The mission of the Hawai‘i Foods Website, at it’s launching in 2007, was to provide nutrition information on local foods that was otherwise not available to the general public. A partnership was established with the UH Cancer Center to provide the most comprehensive nutrient database. Today, over 500 foods are currently featured on the website with food descriptions, scientific and common names, food photos, and a nutrition analysis including 25 nutrients within each food inquiry (see Search tab within website). The website also offers recipes, publications, nutrition resources such as videos and PDFs; and relevant nutrition-related links.

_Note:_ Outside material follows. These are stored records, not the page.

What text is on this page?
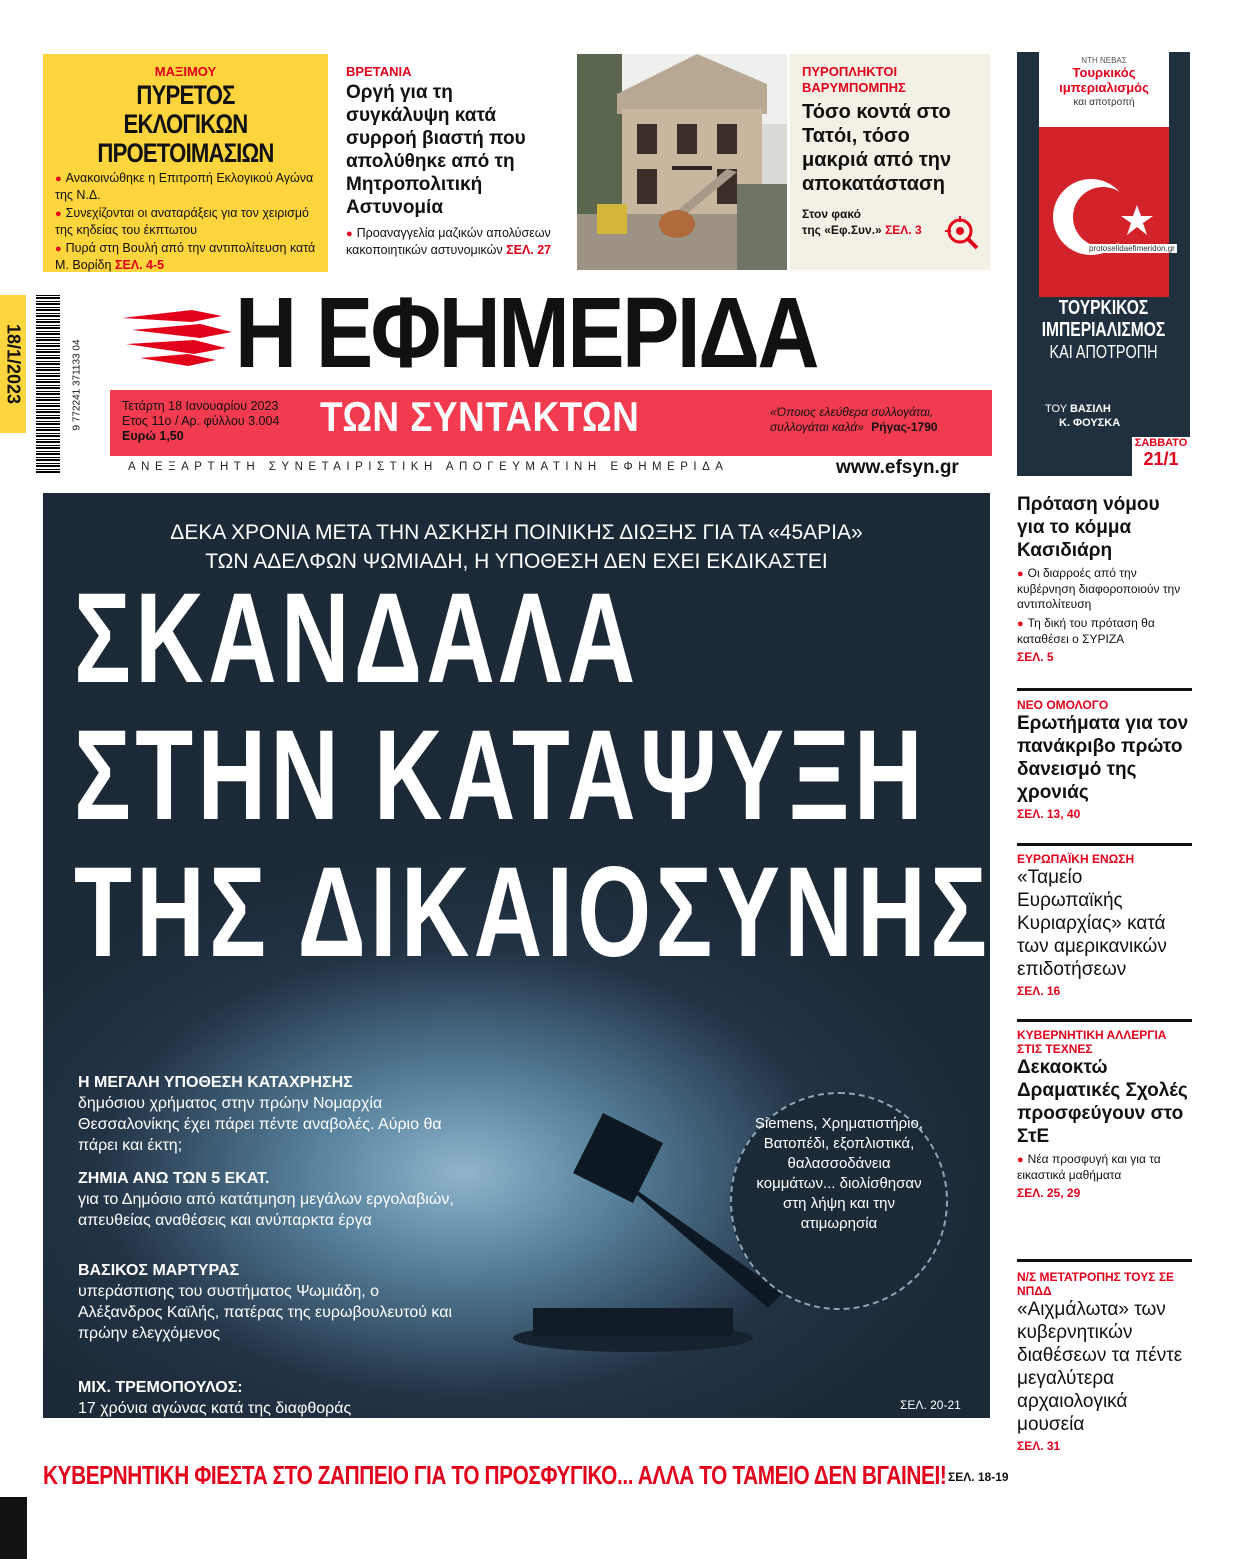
ΜΑΞΙΜΟΥ
ΠΥΡΕΤΟΣ ΕΚΛΟΓΙΚΩΝ
ΠΡΟΕΤΟΙΜΑΣΙΩΝ
● Ανακοινώθηκε η Επιτροπή Εκλογικού Αγώνα της Ν.Δ.
● Συνεχίζονται οι αναταράξεις για τον χειρισμό της κηδείας του έκπτωτου
● Πυρά στη Βουλή από την αντιπολίτευση κατά Μ. Βορίδη ΣΕΛ. 4-5
ΒΡΕΤΑΝΙΑ
Οργή για τη συγκάλυψη κατά συρροή βιαστή που απολύθηκε από τη Μητροπολιτική Αστυνομία
● Προαναγγελία μαζικών απολύσεων κακοποιητικών αστυνομικών ΣΕΛ. 27
ΠΥΡΟΠΛΗΚΤΟΙ
ΒΑΡΥΜΠΟΜΠΗΣ
Τόσο κοντά στο Τατόι, τόσο μακριά από την αποκατάσταση
Στον φακό
της «Εφ.Συν.» ΣΕΛ. 3
ΝΤΗ ΝΕΒΑΣ
Τουρκικός
ιμπεριαλισμός
και αποτροπή
protoselidaefimeridon.gr
ΤΟΥΡΚΙΚΟΣ
ΙΜΠΕΡΙΑΛΙΣΜΟΣ
ΚΑΙ ΑΠΟΤΡΟΠΗ
ΤΟΥ ΒΑΣΙΛΗ
Κ. ΦΟΥΣΚΑ
ΣΑΒΒΑΤΟ
21/1
9 772241 371133 04
18/1/2023 Η ΕΦΗΜΕΡΙΔΑ
Τετάρτη 18 Ιανουαρίου 2023
Ετος 11ο / Αρ. φύλλου 3.004
Ευρώ 1,50	ΤΩΝ ΣΥΝΤΑΚΤΩΝ	«Όποιος ελεύθερα συλλογάται,
συλλογάται καλά» Ρήγας-1790
ΑΝΕΞΑΡΤΗΤΗ ΣΥΝΕΤΑΙΡΙΣΤΙΚΗ ΑΠΟΓΕΥΜΑΤΙΝΗ ΕΦΗΜΕΡΙΔΑ	www.efsyn.gr
ΔΕΚΑ ΧΡΟΝΙΑ ΜΕΤΑ ΤΗΝ ΑΣΚΗΣΗ ΠΟΙΝΙΚΗΣ ΔΙΩΞΗΣ ΓΙΑ ΤΑ «45ΑΡΙΑ»
ΤΩΝ ΑΔΕΛΦΩΝ ΨΩΜΙΑΔΗ, Η ΥΠΟΘΕΣΗ ΔΕΝ ΕΧΕΙ ΕΚΔΙΚΑΣΤΕΙ
ΣΚΑΝΔΑΛΑ
ΣΤΗΝ ΚΑΤΑΨΥΞΗ
ΤΗΣ ΔΙΚΑΙΟΣΥΝΗΣ
Η ΜΕΓΑΛΗ ΥΠΟΘΕΣΗ ΚΑΤΑΧΡΗΣΗΣ
δημόσιου χρήματος στην πρώην Νομαρχία Θεσσαλονίκης έχει πάρει πέντε αναβολές. Αύριο θα πάρει και έκτη;
ΖΗΜΙΑ ΑΝΩ ΤΩΝ 5 ΕΚΑΤ.
για το Δημόσιο από κατάτμηση μεγάλων εργολαβιών, απευθείας αναθέσεις και ανύπαρκτα έργα
ΒΑΣΙΚΟΣ ΜΑΡΤΥΡΑΣ
υπεράσπισης του συστήματος Ψωμιάδη, ο Αλέξανδρος Καϊλής, πατέρας της ευρωβουλευτού και πρώην ελεγχόμενος
ΜΙΧ. ΤΡΕΜΟΠΟΥΛΟΣ:
17 χρόνια αγώνας κατά της διαφθοράς
Siemens, Χρηματιστήριο, Βατοπέδι, εξοπλιστικά, θαλασσοδάνεια κομμάτων... διολίσθησαν στη λήψη και την ατιμωρησία
ΣΕΛ. 20-21
ΚΥΒΕΡΝΗΤΙΚΗ ΦΙΕΣΤΑ ΣΤΟ ΖΑΠΠΕΙΟ ΓΙΑ ΤΟ ΠΡΟΣΦΥΓΙΚΟ... ΑΛΛΑ ΤΟ ΤΑΜΕΙΟ ΔΕΝ ΒΓΑΙΝΕΙ! ΣΕΛ. 18-19
Πρόταση νόμου για το κόμμα Κασιδιάρη
● Οι διαρροές από την κυβέρνηση διαφοροποιούν την αντιπολίτευση
● Τη δική του πρόταση θα καταθέσει ο ΣΥΡΙΖΑ
ΣΕΛ. 5
ΝΕΟ ΟΜΟΛΟΓΟ
Ερωτήματα για τον πανάκριβο πρώτο δανεισμό της χρονιάς
ΣΕΛ. 13, 40
ΕΥΡΩΠΑΪΚΗ ΕΝΩΣΗ
«Ταμείο Ευρωπαϊκής Κυριαρχίας» κατά των αμερικανικών επιδοτήσεων
ΣΕΛ. 16
ΚΥΒΕΡΝΗΤΙΚΗ ΑΛΛΕΡΓΙΑ ΣΤΙΣ ΤΕΧΝΕΣ
Δεκαοκτώ Δραματικές Σχολές προσφεύγουν στο ΣτΕ
● Νέα προσφυγή και για τα εικαστικά μαθήματα
ΣΕΛ. 25, 29
Ν/Σ ΜΕΤΑΤΡΟΠΗΣ ΤΟΥΣ ΣΕ ΝΠΔΔ
«Αιχμάλωτα» των κυβερνητικών διαθέσεων τα πέντε μεγαλύτερα αρχαιολογικά μουσεία
ΣΕΛ. 31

Together, these resources have proven to be extremely useful for nutrition and health professionals seeking to provide nutrition information that is more relevant and culturally appropriate for populations served in the Pacific region.

A Paddler’s Perspective
I have found these resources to be invaluable. The photos are helpful in identifying foods when the name is not known. You can take a picture of what you’re eating or what you see in the local market and look for it within these resources. In the Pacific, it is not uncommon to have healthcare professionals contracted from outside the region. For many, the local foods may be be unfamiliar. I encourage you to try some of the recipes in the Hawai‘i Foods Website. I particularly like the Kabocha squash recipes. Ono-licious!